Heron HillBlog

Meet our bloggers and find out what's going on at Heron Hill Winery and our other two tasting rooms on Seneca and Canandaigua Lakes! Staff members are writing about the vineyards, what's happening in the cellar, fun events, wine pairings, new releases and more.

Bernard Cannac
June 8, 2010 | Harvest | Bernard Cannac

Planting the new vineyard in front of the winery

By Bernard Cannac, Winemaker

This spring has been quite interesting so far: the latest spring frost was in mid-May, and from there the weather has been quite hot and humid.

Two weeks ago, we planted over seven acres of vines. The new planting took place mainly in front of the winery. We planted about five acres of Riesling including different clones. The diversity of the clones will bring more complexity to the wines in the future. We also planted about one acre of Muscat and one acre of Vidal Blanc, hopefully to make Icewines and Late Harvests, depending on the weather conditions.

Last fall we took some soil samples to get a soil analysis and added some lime, which was worked into the soil. In the spring, we added some natural fertilizers, which was also worked into the soil. It created a flat and smooth layer of soil for the laser planter.


We had a team of professionals come with a laser planter to make sure that the rows were at the right spacing and that the vines were planted evenly. This equipment belongs to the Hosmer Family and their partner. On the video, you can see how the planter operates. The team first makes a survey of the field, then puts markers on the field. It looks like lines of little flags with different colors. A laser beam then goes between two tripods and the photocell on the planter runs along the beam. The tractor driver has to keep the planter in line the whole time, looking at three lights: green means right in line, orange means slightly off line but acceptable and red means that the planter lost the beam. The team makes it look easy, but it takes a lot of skills to keep the ensemble in perfect alignment with an invisible laser beam. As you can see on the video, two persons feed the machine with plants, and Zac, our Vineyard Manager was walking behind the procession to make sure no vine was missing. We took turns for three days, walking in a dust cloud under the blazing sun. I have the sunburn to remind me about that weekend. It was Memorial Day weekend, and it was memorable.

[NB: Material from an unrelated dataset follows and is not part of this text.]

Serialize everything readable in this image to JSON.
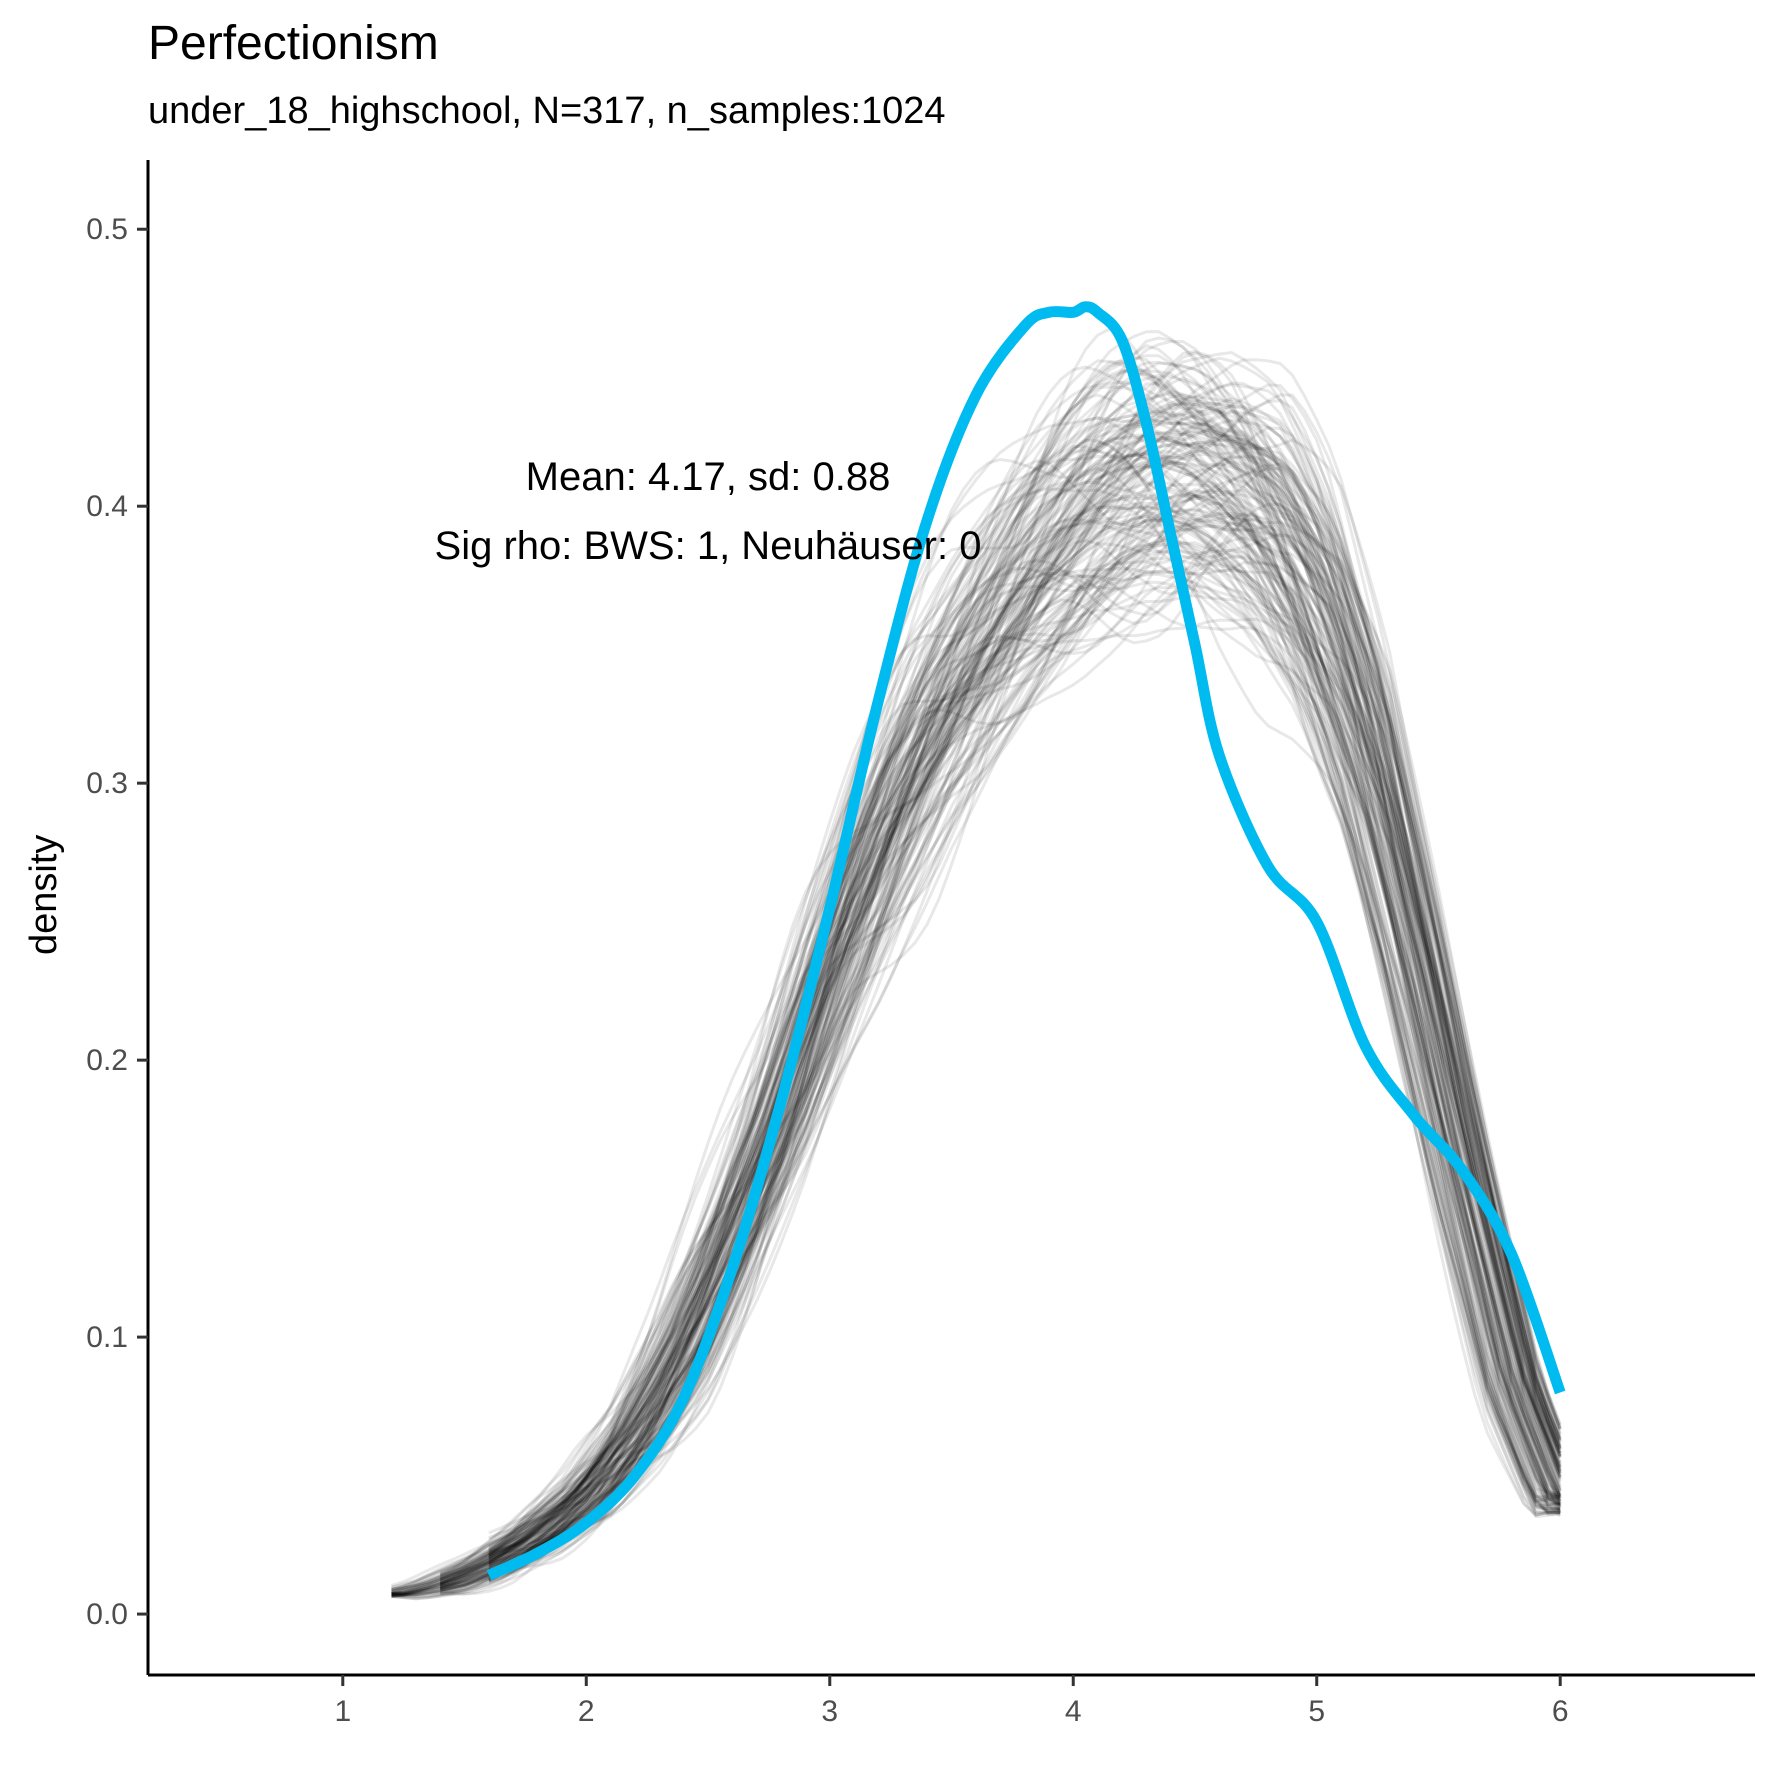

For us, it has been a lot of work to get the soil ready for the planting, and now there will be a lot of work ahead of us: each vine has to have a pencil rod, so the young shoots can be lifted off the ground, we have to put the posts in the ground, then run at least one wire this season to clip the pencil rods on this lower wire.

So far the weather has been giving us enough rain, but we might have to water the plants individually in the next few days, if it doesn’t rain.

But it is a very exciting time for us, because all this work is for the foundation of a vineyard that will be there for a few decades. Once a vineyard is planted, it is very hard to change its characteristics. So we hope we did the right things and made the right decisions, because this vineyard is here to stay. It is up to us now to take good care of it, so we can get the best grapes it can produce, so we can make the best wines, for the delight of all of us.

Even though we have been busy at the vineyard, Brian has managed to get most of the wines ready for bottling. We actually bottled the 2007 Heron Hill Cabernet Franc last week. The wine is recovering from the bottling (bottle shock). It should be released in a couple of weeks. It is a solid wine, with a lot of fresh berry on the nose. It has a big body and will age beautifully. We also blended a Reserve Cabernet Franc, which will be bottled sometime in the summer.

In spring and summer, we always have something to do, inside or outside! Santé!